ASO’nun temmuz ayı meclis toplantısı ile 2. ve 3. OSB Müteşebbis Heyet Müşterek Toplantısı, Oda’da gerçekleştirildi. Ardıç, burada yaptığı konuşmada, İstanbul Sanayi Odasının (İSO) “Türkiye’nin İkinci 500 Büyük Sanayi Kuruluşu-2023” verilerinde ASO’ya üye 14 firmanın yer aldığını aktardı.
Ardıç, son dönemde Türkiye’de uygulanan rasyonel politikalarla makroekonomik dengede kısmi iyileşme gözlemlediklerini belirterek, “Merkez Bankası rezervlerindeki artış, Türk lirasının değer kazanması, işsizlik oranlarında azalma, cari açıkta iyileşme ve enflasyonun düşüş trendine girmesi oldukça önemli gelişmelerdir.” diye konuştu.
Merkez Bankası rezervlerindeki iyileşmenin nedeninin düşük kur-yüksek faiz ortamından kaynaklandığını savunan Ardıç, “Kurun bir nevi sabit tutulması ve görece yüksek faiz ödenmesi, önemli ‘carry trade’ imkanı doğuruyor.” ifadesini kullandı.
Ardıç, para ve maliye politikalarını istikrarlı uygulamak için sıcak para konusunda ihtiyatlı bir duruş sergilenmesi gerektiğini vurgulayarak, döviz rezerv birikiminin ülkeler için önemine işaret etti.
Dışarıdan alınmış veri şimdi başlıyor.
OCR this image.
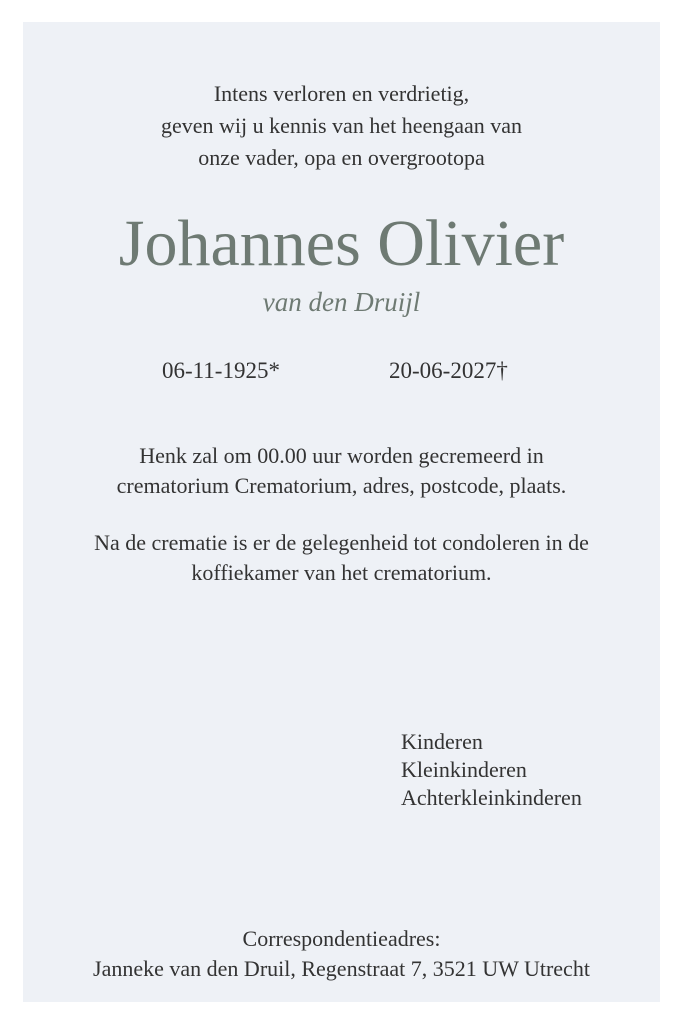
Intens verloren en verdrietig,
geven wij u kennis van het heengaan van
onze vader, opa en overgrootopa
Johannes Olivier
van den Druijl
06-11-1925*	20-06-2027†
Henk zal om 00.00 uur worden gecremeerd in
crematorium Crematorium, adres, postcode, plaats.
Na de crematie is er de gelegenheid tot condoleren in de
koffiekamer van het crematorium.
Kinderen
Kleinkinderen
Achterkleinkinderen
Correspondentieadres:
Janneke van den Druil, Regenstraat 7, 3521 UW Utrecht
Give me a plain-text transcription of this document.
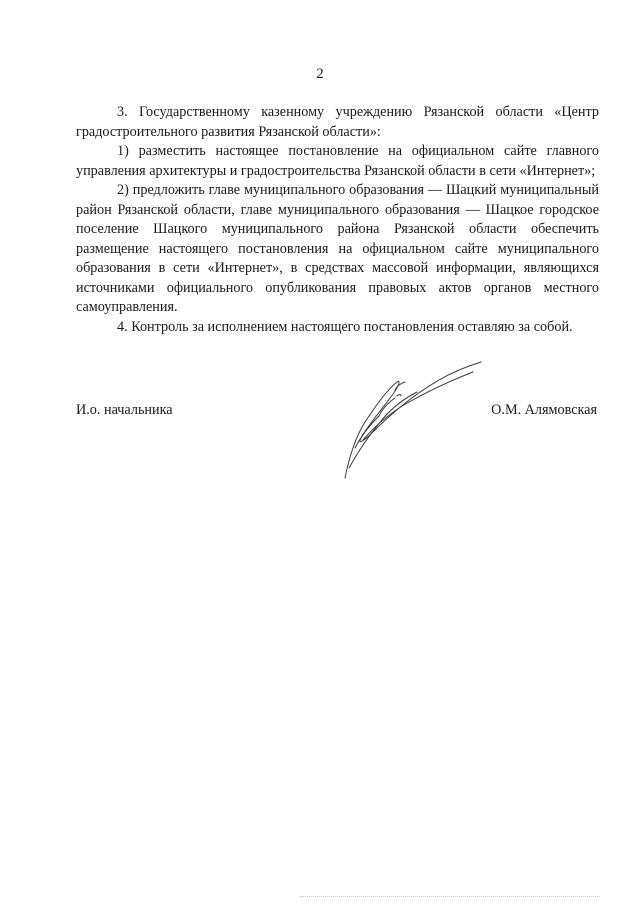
2

3. Государственному казенному учреждению Рязанской области «Центр градостроительного развития Рязанской области»:

1) разместить настоящее постановление на официальном сайте главного управления архитектуры и градостроительства Рязанской области в сети «Интернет»;

2) предложить главе муниципального образования — Шацкий муниципальный район Рязанской области, главе муниципального образования — Шацкое городское поселение Шацкого муниципального района Рязанской области обеспечить размещение настоящего постановления на официальном сайте муниципального образования в сети «Интернет», в средствах массовой информации, являющихся источниками официального опубликования правовых актов органов местного самоуправления.

4. Контроль за исполнением настоящего постановления оставляю за собой.

И.о. начальника	О.М. Алямовская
Sanayide yapısal dönüşüm vurgusu
Yüksek teknolojili ürün ihracatında Çin’in ilk, Almanya’nın da ikinci sırada olduğunu dile getiren Ardıç, şunları kaydetti: “Türkiye’nin en büyük 500 sanayi kuruluşunda yüksek teknoloji ürünlerin payı yüzde 7’nin üzerine çıksa da ilk 10 firma içerisinde yüksek teknoloji yoğunluğuna sahip tek bir işletmemiz maalesef yok. Öncelikle yapmamız gereken, sanayide topyekun bir yapısal dönüşümle teknoloji düzeyini, yeni fikirleri, işbirliklerini ve verimliliği artırmaktır. Sanayi ve Teknoloji Bakanlığımızca hazırlık çalışmaları devam eden yeni sanayi stratejisinde; teknoloji ve yüksek katma değerli üretimi, yenilik ve inovasyonu, yeşil ve dijital dönüşümü önceleyen ve bunların içselleştirilmesini sağlayan somut eylemlerin tüm detaylarıyla çalışıldığını düşünüyorum. Biz de ASO olarak bu stratejiye katkı vermek adına yetkililere sunmak üzere bir rapor hazırladık.”
“Faiz indirimi için erken olduğunu düşünüyoruz”
Ardıç, sanayiciler için düşük faiz ortamının elzem olduğunu ifade ederek, “Ancak faiz indirimi için henüz erken olduğunu düşünüyoruz. Enflasyon kalıcı olarak düşüş trendine girmediği sürece faiz indiriminin konuşulmaması daha sağlıklı olacaktır. Erken indirim sinyali, yeni başlayan dezenflasyon sürecini sekteye uğratmamalıdır.” dedi.
Türk lirasının reel değerlenmesinin son 2,5 yılın zirvesinde olduğunu söyleyen Ardıç, kalıcı güven algısını oluşturacak ortam ve politikaların devreye girmesi gerektiğini belirtti. Ardıç, enflasyon düzeltmesi uygulamasının geçici vergi dönemlerinde yapılmamasını talep etti.